One issue that complicates the problem of representation of black art—specifically black Southern art—is the limited arena for southern art in any context. In my experience, it’s been hard enough to find positive and honest depictions of white Southerners, the large majority of which are neither seersucker-clad descendants of aristocratic plantation owners nor modern-day Dukes of Hazzard complete with camo-print Otterboxes (although these are stocked in every RadioShack and Verizon I’ve been to.) If white Southerners weren’t fighting their own (very valid) battles to reclaim their own representation, I’m sure many of the liberal ones would try to ensure that black and brown voices from their states were being showcased, as well. Sadly, as black grits, we don’t exist in a world where the people around us are free from marginalization and eager to help rid us of our own. The trick of black Southern women and girls, then, is to make space for themselves where none exists—to forge themselves into pre-existing literary and artistic traditions, and attempt to begin their own.
Born in New Orleans in 1924, Samella Lewis has a long history out of breaking into spaces where she wasn't initially welcomed. She was an esteemed student of Dillard University in New Orleans, where she was mentored by the famed African-American sculptor, Elizabeth Catlett. After recognizing Lewis’ incredible potential and the relatively limited opportunities Dillard could offer, Catlett encouraged her to transfer to Hampton University’s art program, and finish her undergraduate work there. Lewis heeded this advice, and graduated from Hampton in 1945 with a B.A. in art history. Lewis furthered her studies at the Ohio State University, earning a master’s degree and doctorate in both fine arts and art history. By this time (1951), she’d already altered history by becoming the first African-American woman to earn these specific Ph.Ds. After school, she gained further notice for her prints and portraits, which often depicted the communities of black Southerners she’d encountered in her childhood as well as those she’d met after moving to southern California.

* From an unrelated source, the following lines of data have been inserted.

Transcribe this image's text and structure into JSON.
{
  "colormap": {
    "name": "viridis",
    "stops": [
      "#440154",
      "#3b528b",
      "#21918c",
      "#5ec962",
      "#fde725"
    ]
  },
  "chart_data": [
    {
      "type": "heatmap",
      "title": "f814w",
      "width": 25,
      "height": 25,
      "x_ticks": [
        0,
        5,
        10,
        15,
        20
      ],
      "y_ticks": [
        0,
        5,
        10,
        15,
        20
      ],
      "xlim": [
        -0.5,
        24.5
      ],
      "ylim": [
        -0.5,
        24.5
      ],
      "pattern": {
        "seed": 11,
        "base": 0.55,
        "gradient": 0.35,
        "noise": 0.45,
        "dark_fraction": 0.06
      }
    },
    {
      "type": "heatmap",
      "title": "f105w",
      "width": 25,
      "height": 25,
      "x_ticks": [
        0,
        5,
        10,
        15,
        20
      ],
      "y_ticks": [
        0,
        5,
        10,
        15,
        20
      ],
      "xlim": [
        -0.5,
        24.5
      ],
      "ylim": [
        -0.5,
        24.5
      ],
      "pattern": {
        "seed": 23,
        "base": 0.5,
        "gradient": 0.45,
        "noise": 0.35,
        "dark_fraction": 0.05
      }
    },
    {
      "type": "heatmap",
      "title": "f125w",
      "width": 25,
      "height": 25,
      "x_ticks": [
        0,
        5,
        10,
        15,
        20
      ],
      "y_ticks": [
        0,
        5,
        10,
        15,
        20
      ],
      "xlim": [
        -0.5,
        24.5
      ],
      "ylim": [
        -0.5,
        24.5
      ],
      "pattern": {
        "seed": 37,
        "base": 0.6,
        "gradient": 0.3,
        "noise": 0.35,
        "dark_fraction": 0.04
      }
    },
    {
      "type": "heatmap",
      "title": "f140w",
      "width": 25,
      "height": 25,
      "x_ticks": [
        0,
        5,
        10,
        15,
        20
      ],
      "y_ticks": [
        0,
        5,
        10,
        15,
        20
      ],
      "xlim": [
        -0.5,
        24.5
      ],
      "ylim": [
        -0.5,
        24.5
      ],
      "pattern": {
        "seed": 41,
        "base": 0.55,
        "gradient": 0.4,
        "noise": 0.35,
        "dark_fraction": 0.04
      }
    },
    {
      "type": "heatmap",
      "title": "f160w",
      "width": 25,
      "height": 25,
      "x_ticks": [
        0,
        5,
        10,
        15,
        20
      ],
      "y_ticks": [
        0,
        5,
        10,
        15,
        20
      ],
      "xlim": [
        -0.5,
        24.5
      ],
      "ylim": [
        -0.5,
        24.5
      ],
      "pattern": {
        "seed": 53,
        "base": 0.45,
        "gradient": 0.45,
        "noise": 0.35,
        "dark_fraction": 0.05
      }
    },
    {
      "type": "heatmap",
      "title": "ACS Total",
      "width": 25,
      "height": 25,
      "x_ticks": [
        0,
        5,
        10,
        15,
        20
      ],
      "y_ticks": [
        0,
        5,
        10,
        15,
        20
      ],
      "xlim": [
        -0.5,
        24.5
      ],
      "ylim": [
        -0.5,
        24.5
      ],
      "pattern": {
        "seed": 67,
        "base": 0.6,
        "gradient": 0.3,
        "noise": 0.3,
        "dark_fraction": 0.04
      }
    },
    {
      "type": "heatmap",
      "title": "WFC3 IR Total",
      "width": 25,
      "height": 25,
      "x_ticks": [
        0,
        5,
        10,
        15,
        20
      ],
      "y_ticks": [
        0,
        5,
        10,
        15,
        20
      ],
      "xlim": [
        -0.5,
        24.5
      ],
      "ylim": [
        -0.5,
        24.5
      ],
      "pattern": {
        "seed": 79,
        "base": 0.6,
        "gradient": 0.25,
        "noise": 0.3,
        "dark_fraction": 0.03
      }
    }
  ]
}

Today, her work has been displayed in the Louis Stern Gallery in her longtime home of L.A., the Stella Jones Gallery in her native New Orleans, the Zora Neale Hurston Museum in Eatonville, and many more galleries both nationally and internationally.

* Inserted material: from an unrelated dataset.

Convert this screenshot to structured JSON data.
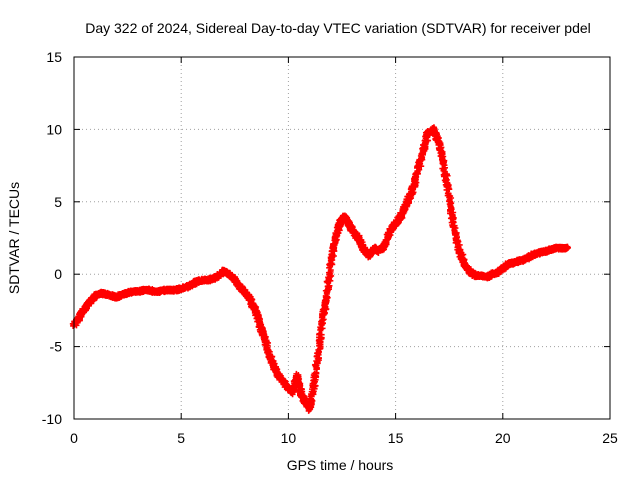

While all of her personal achievements would be enough cause for celebration, Mrs. Lewis is primarily celebrated for her efforts to preserve and expose black art. She wrote and published several much-needed books on this subject, including a collection of art theory from various black artists (Black Artists on Art), a study of her beloved professor (The Art of Elizabeth Catlett), a children’s book created to heighten awareness for those outside of the academy (African American Art for Young People), and a textbook still used in modern studies of the field (African American art and artists.)

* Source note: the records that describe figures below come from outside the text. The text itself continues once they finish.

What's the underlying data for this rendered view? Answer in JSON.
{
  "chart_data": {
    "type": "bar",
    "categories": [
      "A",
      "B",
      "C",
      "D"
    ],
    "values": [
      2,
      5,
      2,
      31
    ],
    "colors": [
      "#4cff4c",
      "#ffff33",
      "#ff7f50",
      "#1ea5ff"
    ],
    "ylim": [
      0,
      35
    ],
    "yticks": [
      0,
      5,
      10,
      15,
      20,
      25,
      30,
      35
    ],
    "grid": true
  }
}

As if these contributions to the literary and academic community weren’t enough, Mrs. Lewis is also a founder and former curator of The Museum of African American Art in Los Angeles, one of the first museums to take up the task of responsibly and wholeheartedly engaging with and showcasing black art. She also collaborated with friends to open the Gallery at Scripps College, a project that allowed L.A. County residents to receive prints of high-quality artwork at affordable prices, yet again ensuring that traditional art became more accessible to black people. Through her successful labor in black art history and curating, Lewis transcended the mere role of an artist and began to provide possibilities for hundreds of others like her.
The work of Mrs. Lewis is directly in line with the characteristics of black Southern womanhood I most admire. In most cases, mere exceptionalism has never been the final accomplishment of women predisposed to putting others before themselves—in many ways, we don’t feel accomplished unless we’ve made room for others and ourselves. Samella Lewis is a prime example of how it is not enough to make space for yourself, because that space can easily be usurped or forgotten after you’ve stopped creating. When you provide arenas for others to be noticed and appreciated, however, it makes it impossible for your work and/or activism to end with yourself. The goal of ensuring the continuation of black art is something we take seriously here at 2BG, and we hope that by following the lead of artists like art-influencers like Samella Lewis, we too can uplift more than just ourselves.